My normal support system is so unreachable at times (and a special shout out to Julie and Kelley and Anne and Judy who have gone out of their way to let me know you are still there. Thank you! Without your precious contact I really would be completely lost).
In my effort to fight the desire to crawl into a closet and drink myself to death I am trying to help myself by figuring out what is happening to my psyche. Good old Google (though it is probably obvious to those of you looking on from the outside) has identified this as a process which I must go through. Definition: Culture Shock. Since I have never shied away from experiencing different cultures, embrace our differences, somehow I just thought I'd be imune to that. mmm nhmm. No such luck.
Wikipedia is a good place to start. Though depending on what you chase, there are from four to ten stages of adjustment in moving overseas and experiencing culture shock. There are also as many different time frames to expect to move through these stages, and, like all life processees, it is not a linear process.
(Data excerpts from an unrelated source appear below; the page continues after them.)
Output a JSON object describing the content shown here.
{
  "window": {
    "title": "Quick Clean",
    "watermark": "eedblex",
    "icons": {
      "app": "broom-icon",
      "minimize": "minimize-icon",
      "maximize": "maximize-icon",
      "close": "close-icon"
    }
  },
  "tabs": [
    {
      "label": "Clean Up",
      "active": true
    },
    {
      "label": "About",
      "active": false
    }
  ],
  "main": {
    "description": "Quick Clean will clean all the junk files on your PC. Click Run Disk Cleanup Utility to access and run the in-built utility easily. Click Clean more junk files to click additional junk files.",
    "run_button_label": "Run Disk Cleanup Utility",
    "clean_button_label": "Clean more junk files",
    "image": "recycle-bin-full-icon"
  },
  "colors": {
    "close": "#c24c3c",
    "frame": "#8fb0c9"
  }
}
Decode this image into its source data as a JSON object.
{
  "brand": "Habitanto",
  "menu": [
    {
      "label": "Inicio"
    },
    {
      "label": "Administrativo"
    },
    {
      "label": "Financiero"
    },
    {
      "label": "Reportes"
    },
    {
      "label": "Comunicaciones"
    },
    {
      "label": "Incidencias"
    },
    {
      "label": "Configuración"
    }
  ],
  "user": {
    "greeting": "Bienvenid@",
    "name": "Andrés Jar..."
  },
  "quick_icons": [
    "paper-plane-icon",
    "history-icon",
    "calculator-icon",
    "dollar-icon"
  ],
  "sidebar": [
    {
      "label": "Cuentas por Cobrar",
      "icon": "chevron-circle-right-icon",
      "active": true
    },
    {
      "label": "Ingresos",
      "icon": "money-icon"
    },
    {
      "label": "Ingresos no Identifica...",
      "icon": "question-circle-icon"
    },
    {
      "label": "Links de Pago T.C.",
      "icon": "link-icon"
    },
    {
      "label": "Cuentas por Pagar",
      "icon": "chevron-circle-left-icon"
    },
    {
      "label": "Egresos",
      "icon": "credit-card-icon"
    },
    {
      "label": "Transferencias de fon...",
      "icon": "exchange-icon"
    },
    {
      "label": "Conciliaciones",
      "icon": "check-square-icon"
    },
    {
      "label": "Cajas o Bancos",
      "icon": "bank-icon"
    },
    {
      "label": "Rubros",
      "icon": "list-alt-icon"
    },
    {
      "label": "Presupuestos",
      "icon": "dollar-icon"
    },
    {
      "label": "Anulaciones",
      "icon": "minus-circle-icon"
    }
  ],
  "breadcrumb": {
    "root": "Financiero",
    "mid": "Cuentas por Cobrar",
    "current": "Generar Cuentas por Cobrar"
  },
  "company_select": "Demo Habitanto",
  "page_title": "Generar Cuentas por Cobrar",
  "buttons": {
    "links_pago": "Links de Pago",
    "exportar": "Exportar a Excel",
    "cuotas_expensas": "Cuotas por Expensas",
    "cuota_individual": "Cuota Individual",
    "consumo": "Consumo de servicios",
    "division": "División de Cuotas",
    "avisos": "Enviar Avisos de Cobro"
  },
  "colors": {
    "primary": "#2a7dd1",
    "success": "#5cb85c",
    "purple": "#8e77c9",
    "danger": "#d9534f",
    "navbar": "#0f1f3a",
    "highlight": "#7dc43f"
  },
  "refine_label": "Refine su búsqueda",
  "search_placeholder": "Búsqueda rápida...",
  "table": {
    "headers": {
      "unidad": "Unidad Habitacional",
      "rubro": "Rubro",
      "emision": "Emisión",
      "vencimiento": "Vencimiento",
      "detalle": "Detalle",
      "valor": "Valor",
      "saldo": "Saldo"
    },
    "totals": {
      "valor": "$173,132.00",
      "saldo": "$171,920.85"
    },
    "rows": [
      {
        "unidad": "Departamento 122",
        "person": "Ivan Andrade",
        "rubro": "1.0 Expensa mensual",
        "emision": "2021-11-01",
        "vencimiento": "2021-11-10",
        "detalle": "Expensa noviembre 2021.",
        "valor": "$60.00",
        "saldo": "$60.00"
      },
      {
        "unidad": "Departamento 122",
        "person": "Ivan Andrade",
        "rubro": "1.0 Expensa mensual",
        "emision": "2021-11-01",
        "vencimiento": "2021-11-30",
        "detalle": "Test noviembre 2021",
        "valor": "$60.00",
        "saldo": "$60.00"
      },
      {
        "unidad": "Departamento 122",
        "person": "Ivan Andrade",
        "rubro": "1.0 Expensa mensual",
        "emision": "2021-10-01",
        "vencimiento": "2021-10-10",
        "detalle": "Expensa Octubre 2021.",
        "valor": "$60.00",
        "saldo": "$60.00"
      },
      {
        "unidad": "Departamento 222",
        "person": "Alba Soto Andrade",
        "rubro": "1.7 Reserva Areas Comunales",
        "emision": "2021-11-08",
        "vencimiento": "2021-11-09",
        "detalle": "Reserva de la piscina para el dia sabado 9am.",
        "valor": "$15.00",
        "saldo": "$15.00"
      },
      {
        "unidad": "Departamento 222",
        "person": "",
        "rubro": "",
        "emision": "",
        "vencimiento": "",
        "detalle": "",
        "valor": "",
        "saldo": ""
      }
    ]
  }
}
I get to make progress and digress...step forward...fall back.
My gem for today, from Wiki
Culture shock is a subcategory of a more universal construct called transition shock. Transition shock is a state of loss and disorientation predicated by a change in one's familiar environment which requires adjustment. There are many symptoms of transition shock, some which include:
excessive concern over cleanliness and health
feelings of helplessness and withdrawal
desire for home and old friends
physiological stress reactions
getting "stuck" on one thing
compulsive eating/drinking/weight gain
stereotyping host nationals
hostility towards host nationals
Note: I score myself with varying degrees of all 14. The "one thing" I am finding myself stuck on is a feeling of abandonment by so many of my good friends back home. There. I said it. And as I mentioned above, there are those of you who are giving such good support that you are the reason I remain tethered. You are also the only ones I think that are even bothering to read my blog. This is also a familiar symptom of depression (and self pity). Life goes on for everybody else. They are not stuck in this world of the unfamiliar as I am. I try to quiet those voices in my head that say "I guess (fill in the blank) has forgotten entirely about me." "I must be easily replacable as (fill in the blank) seems to have already filled in the spot in their life I used to fill with something else." A symptom of the homesickness is thinking constantly about the people I left behind so I am thinking and missing all the time. Life goes on for those who didn't change it up. It's my bad...not theirs.